Crise de la politique, Front de gauche et élections européennes : et maintenant ?
Lundi, 19 Mai, 2014
Par Eric Alt, magistrat, candidat aux élections européennes (Nouvelle Donne)

Dans les années 1980, l’Union européenne prenait des directives pour améliorer la santé et la sécurité au travail. Le droit européen a aussi permis des avancées en matière de lutte contre les discriminations. Et sous l’impulsion de Jacques Delors, un protocole annexe au traité de Maastricht donnait à l’Union une compétence en matière sociale. Mais l’histoire récente est celle d’une régression importante. C’est la conséquence d’une appréciation extensive du droit de libre circulation et restrictive du droit des salariés.

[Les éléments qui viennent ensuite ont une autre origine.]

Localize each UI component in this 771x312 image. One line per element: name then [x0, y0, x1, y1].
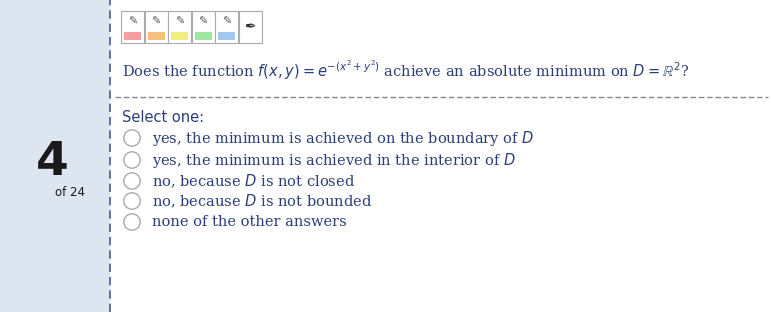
Text: Does the function $f(x, y) = e^{-(x^2+y^2)}$ achieve an absolute minimum on $D =: Does the function $f(x, y) = e^{-(x^2+y^…: [122, 58, 689, 82]
Text: ✎: ✎: [175, 17, 184, 27]
FancyBboxPatch shape: [191, 11, 214, 43]
Text: ✎: ✎: [198, 17, 207, 27]
Text: Select one:: Select one:: [122, 110, 204, 124]
Text: ✎: ✎: [151, 17, 160, 27]
Text: none of the other answers: none of the other answers: [152, 215, 347, 229]
FancyBboxPatch shape: [218, 32, 235, 40]
FancyBboxPatch shape: [147, 32, 164, 40]
FancyBboxPatch shape: [110, 0, 771, 312]
Circle shape: [124, 173, 140, 189]
Text: yes, the minimum is achieved in the interior of $D$: yes, the minimum is achieved in the inte…: [152, 150, 516, 169]
FancyBboxPatch shape: [215, 11, 238, 43]
Text: ✎: ✎: [128, 17, 137, 27]
FancyBboxPatch shape: [168, 11, 191, 43]
FancyBboxPatch shape: [194, 32, 211, 40]
Circle shape: [124, 130, 140, 146]
Circle shape: [124, 152, 140, 168]
Text: ✒: ✒: [244, 20, 256, 34]
Text: ✎: ✎: [222, 17, 231, 27]
FancyBboxPatch shape: [124, 32, 141, 40]
FancyBboxPatch shape: [144, 11, 167, 43]
Circle shape: [124, 193, 140, 209]
Text: yes, the minimum is achieved on the boundary of $D$: yes, the minimum is achieved on the boun…: [152, 129, 534, 148]
Circle shape: [124, 214, 140, 230]
Text: of 24: of 24: [55, 186, 85, 198]
FancyBboxPatch shape: [171, 32, 188, 40]
Text: 4: 4: [35, 139, 69, 184]
Text: no, because $D$ is not closed: no, because $D$ is not closed: [152, 172, 355, 190]
FancyBboxPatch shape: [121, 11, 144, 43]
FancyBboxPatch shape: [238, 11, 261, 43]
Text: no, because $D$ is not bounded: no, because $D$ is not bounded: [152, 192, 372, 210]
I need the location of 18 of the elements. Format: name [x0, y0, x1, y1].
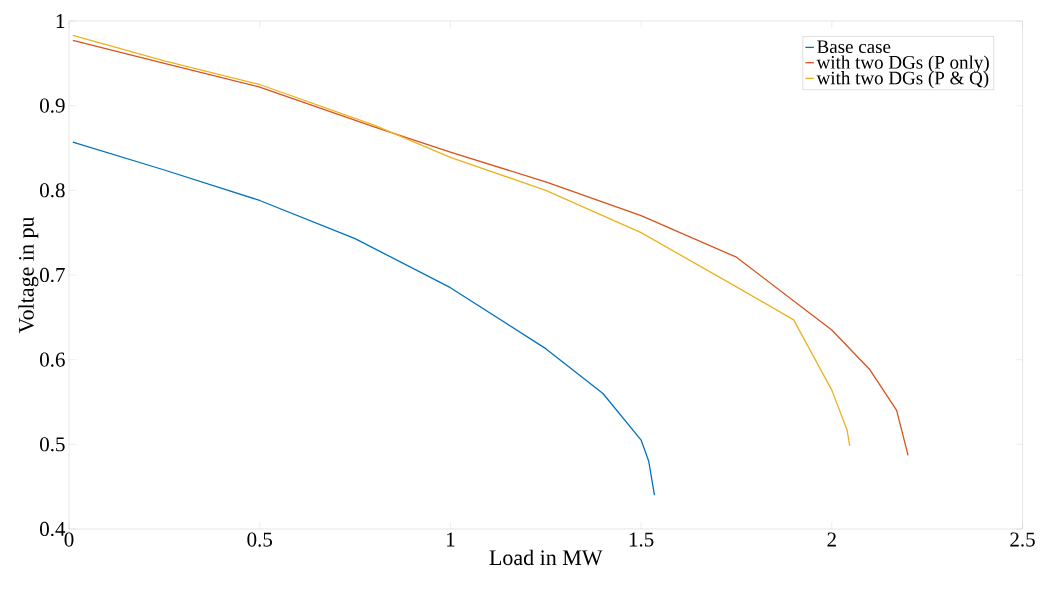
y-tick-label: 0.7 [40, 267, 65, 283]
line-series [72, 141, 656, 496]
y-tick-label: 0.8 [40, 183, 65, 198]
y-tick-label: 0.9 [40, 98, 65, 113]
x-tick-label: 0 [64, 532, 74, 547]
x-tick-label: 1 [447, 532, 455, 547]
y-axis-title: Voltage in pu [18, 216, 39, 334]
y-tick-label: 1 [56, 14, 65, 28]
y-tick-label: 0.4 [40, 521, 66, 537]
legend-label: Base case [817, 40, 891, 54]
x-tick-label: 0.5 [247, 532, 273, 547]
y-tick-label: 0.6 [40, 352, 65, 367]
x-tick-label: 2.5 [1010, 532, 1035, 547]
x-tick-label: 1.5 [629, 532, 654, 547]
x-tick-label: 2 [827, 532, 836, 547]
y-tick-label: 0.5 [40, 437, 65, 452]
legend-label: with two DGs (P & Q) [816, 71, 989, 89]
x-axis-title: Load in MW [489, 549, 603, 566]
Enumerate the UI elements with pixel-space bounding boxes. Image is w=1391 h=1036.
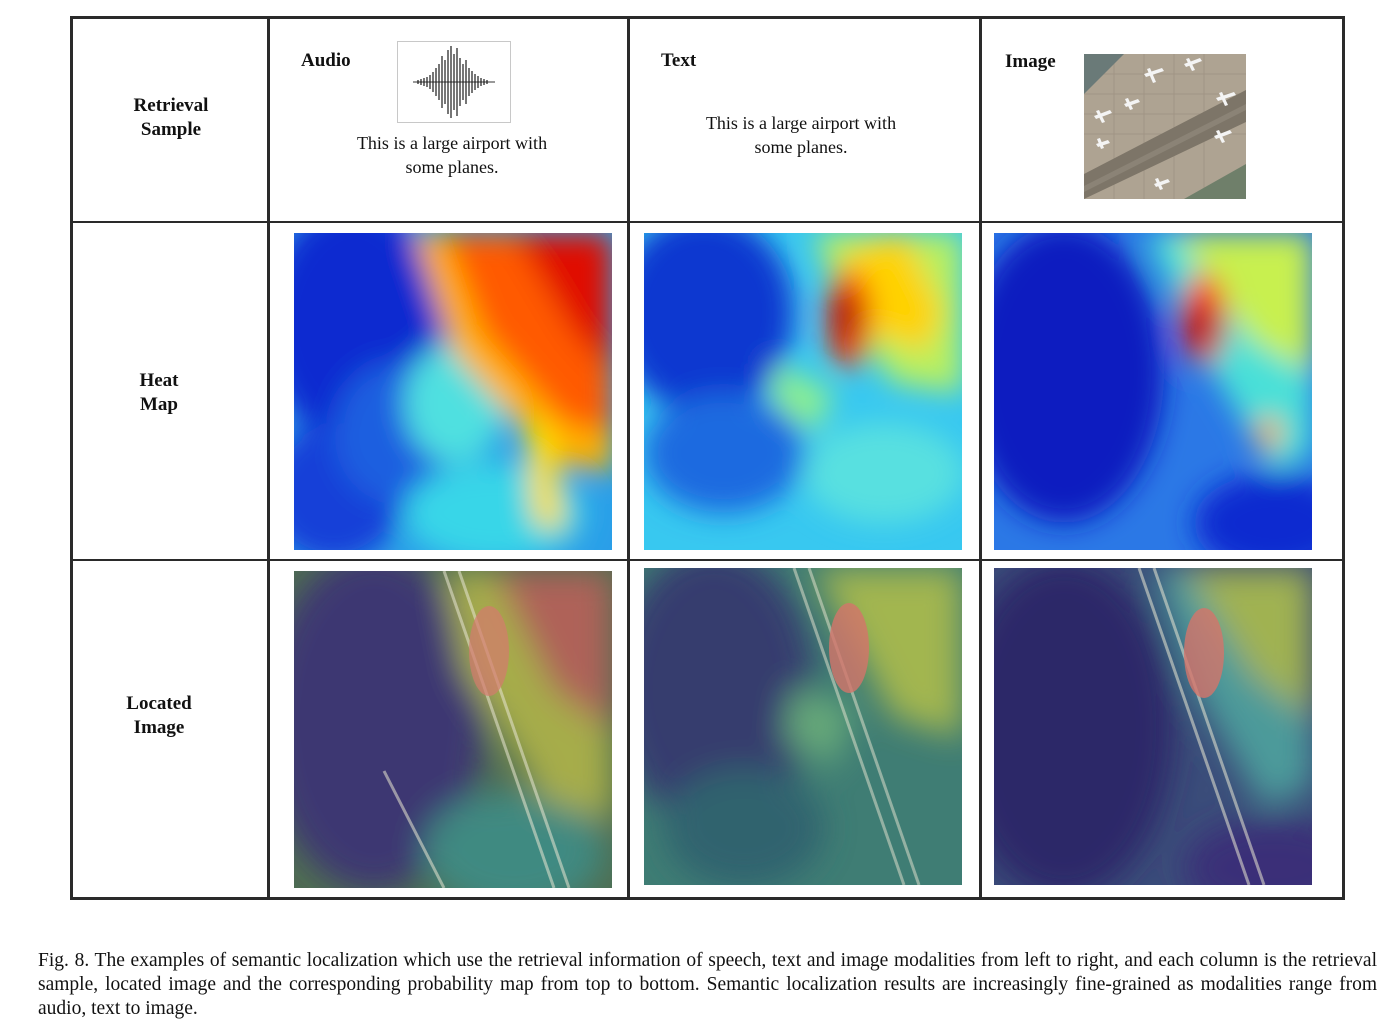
located-image-audio <box>294 571 612 888</box>
row-label-line: Retrieval <box>133 95 209 116</box>
table-divider-row2 <box>70 559 1345 561</box>
row-label-retrieval-sample: Retrieval Sample <box>73 94 269 142</box>
table-border-right <box>1342 16 1345 900</box>
row-label-line: Image <box>133 717 185 738</box>
heat-map-text <box>644 233 962 550</box>
row-label-line: Located <box>126 693 192 714</box>
table-divider-col3 <box>979 16 982 900</box>
row-label-located-image: Located Image <box>61 692 257 740</box>
table-border-bottom <box>70 897 1345 900</box>
column-header-text: Text <box>661 50 697 71</box>
located-image-text <box>644 568 962 885</box>
audio-sample-caption: This is a large airport with some planes… <box>302 131 602 179</box>
table-border-left <box>70 16 73 900</box>
table-divider-col2 <box>627 16 630 900</box>
figure-caption: Fig. 8. The examples of semantic localiz… <box>38 950 1377 1019</box>
table-divider-row1 <box>70 221 1345 223</box>
figure-table: Retrieval Sample Heat Map Located Image … <box>70 16 1345 900</box>
row-label-heat-map: Heat Map <box>61 369 257 417</box>
caption-line: This is a large airport with <box>705 113 897 133</box>
caption-line: some planes. <box>405 157 499 177</box>
airport-query-image <box>1084 54 1246 199</box>
column-header-audio: Audio <box>301 50 351 71</box>
caption-line: some planes. <box>754 137 848 157</box>
heat-map-image <box>994 233 1312 550</box>
text-sample-caption: This is a large airport with some planes… <box>651 111 951 159</box>
row-label-line: Map <box>140 394 178 415</box>
audio-waveform-image <box>397 41 511 123</box>
column-header-image: Image <box>1005 51 1056 72</box>
table-divider-col1 <box>267 16 270 900</box>
table-border-top <box>70 16 1345 19</box>
row-label-line: Sample <box>140 119 202 140</box>
caption-line: This is a large airport with <box>356 133 548 153</box>
heat-map-audio <box>294 233 612 550</box>
row-label-line: Heat <box>139 370 179 391</box>
located-image-image <box>994 568 1312 885</box>
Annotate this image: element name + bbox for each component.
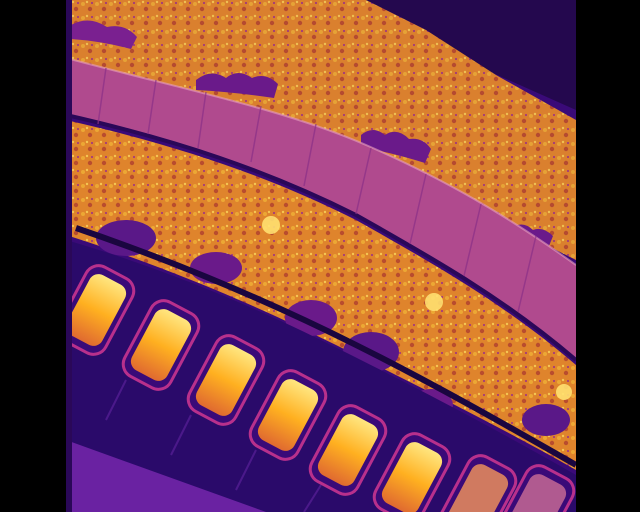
walkway-edge-lower xyxy=(66,113,576,362)
thermal-scene xyxy=(66,0,576,512)
walkway-surface xyxy=(66,58,576,360)
parked-cars xyxy=(66,264,576,512)
parking-lines xyxy=(105,379,322,512)
image-left-edge xyxy=(66,0,72,512)
curb xyxy=(75,225,576,468)
parking-lot xyxy=(66,240,576,512)
shrub-row-1 xyxy=(196,73,278,98)
walkway-edge-upper xyxy=(66,57,576,266)
hotspot-3 xyxy=(556,384,572,400)
letterbox-right xyxy=(576,0,640,512)
letterbox-left xyxy=(0,0,66,512)
hotspot-1 xyxy=(262,216,280,234)
pavement-lower-left xyxy=(66,440,266,512)
tree-shadow-1 xyxy=(96,220,156,256)
tree-shadow-6 xyxy=(522,404,570,436)
hotspot-2 xyxy=(425,293,443,311)
walkway-joints xyxy=(97,67,537,313)
shrub-top-left xyxy=(71,20,137,49)
shrub-row-2 xyxy=(361,130,431,163)
cold-area-top-right xyxy=(366,0,576,110)
vegetation-lower xyxy=(66,120,576,470)
thermal-aerial-image xyxy=(66,0,576,512)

Ainsi, dans l’affaire Viking : une entreprise finlandaise place un de ses navires qui assurait la traversée Helsinki-Talin sous pavillon estonien afin de réduire le salaire des marins. La Fédération internationale du transport appelle au boycott de la compagnie dans les ports européens. Mais pour la Cour de Luxembourg, le droit de libre circulation des travailleurs prime l’action collective, qui est jugée illicite.

De même, dans l’affaire Laval : une entreprise de construction lettonne passe contrat avec une entreprise suédoise pour construire une école. Elle emploie des salariés lettons payés au tarif de leur pays d’origine. Les syndicats suédois engagent une grève sur le thème : “A travail égal, salaire égal”. Mais pour la Cour, la directive sur le détachement de travailleurs ne permet pas de faire grève pour que ces travailleurs bénéficient du droit suédois plus favorable.

Enfin, dans l’affaire Rüffert : une entreprise allemande est adjudicataire d’un marché public. Elle sous-traite des services à une entreprise établie en Pologne, payés au tarif polonais. Mais pour la Cour, l’entreprise polonaise n’était donc pas tenue de rémunérer ses salariés au niveau prévu par le contrat allemand.

Certes, en avril dernier,  le Parlement a amendé la directive sur le détachement des travailleurs, mais seulement à la marge.

Plus généralement, les textes européens de libéralisation économique sont renforcés par une jurisprudence constante.

Ainsi, il a été jugé que la loi allemande dite “Volkswagen”, qui protégeait les constructeurs automobiles contre les acquisitions hostiles, n’était pas conforme au droit communautaire : elle constituait une restriction aux mouvements de capitaux.

Il a été jugé que les sociétés doivent pouvoir appliquer le droit du pays où elles sont domiciliées, qui peut être moins contraignant que celui du pays où elles ont une activité économique réelle.

Plus encore la «Troïka» a outrepassé ses compétences en imposant à la Grèce de baisser considérablement son salaire minimum. En particulier, elle a imposé de fait un salaire minimum inférieur au seuil de pauvreté pour les moins de 25 ans.

Une juridiction nationale a bien demandé à la Cour de Luxembourg si la réduction des salaires imposée en vue de l’assainissement des finances publiques était  contraire à la Charte des droits fondamentaux. Mais la Cour s’est déclarée incompétente au motif que le niveau des rémunération n’entre pas dans le champ  du droit européen.

Ainsi, l’Europe se rapproche du projet constitutionnel d’un des pères du libéralisme contemporain, Friedrich Hayek : la démocratie limitée , qui doit prévenir toute prééminence de la politique sur l’économique.  Cette démocratie laisse place à un  darwinisme normatif, à la mise en concurrence des droits sociaux des pays membres et au démantèlement des acquis.

Pourtant cette voie n’était pas la seule possible. Dans le cadre du Conseil de l’Europe, le Comité de la Charte des droits sociaux n’a qu’une autorité morale. Mais il a montré, par deux décisions de mai 2012 concernant la Grèce, la possibilité d’une approche juridique différente. En particulier, il a consacré le principe de non régression, interdisant à un Etat de diminuer le standard de protection qu’il a atteint.

De même, la Confédération des syndicats européens a proposé un « protocole de progrès social » : rien dans le droit européen ne devrait primer les droits sociaux fondamentaux et le progrès social. Le Parlement européen a aussi voté une résolution en ce sens.

En d’autres temps, face à la crise, le président Roosevelt avait défini un New Deal, en décidant notamment une politique de grands travaux, l’établissement d’ un salaire minimum, une baisse du temps de travail et le renforcement des droits sociaux. Aujourd’hui, l’Europe aurait aussi besoin d’une Nouvelle Donne, qui pourrait prendre la forme d’un Traité de convergence sociale, garantissant notamment les acquis sociaux fondamentaux des pays de l’Union et interdisant le dumping social.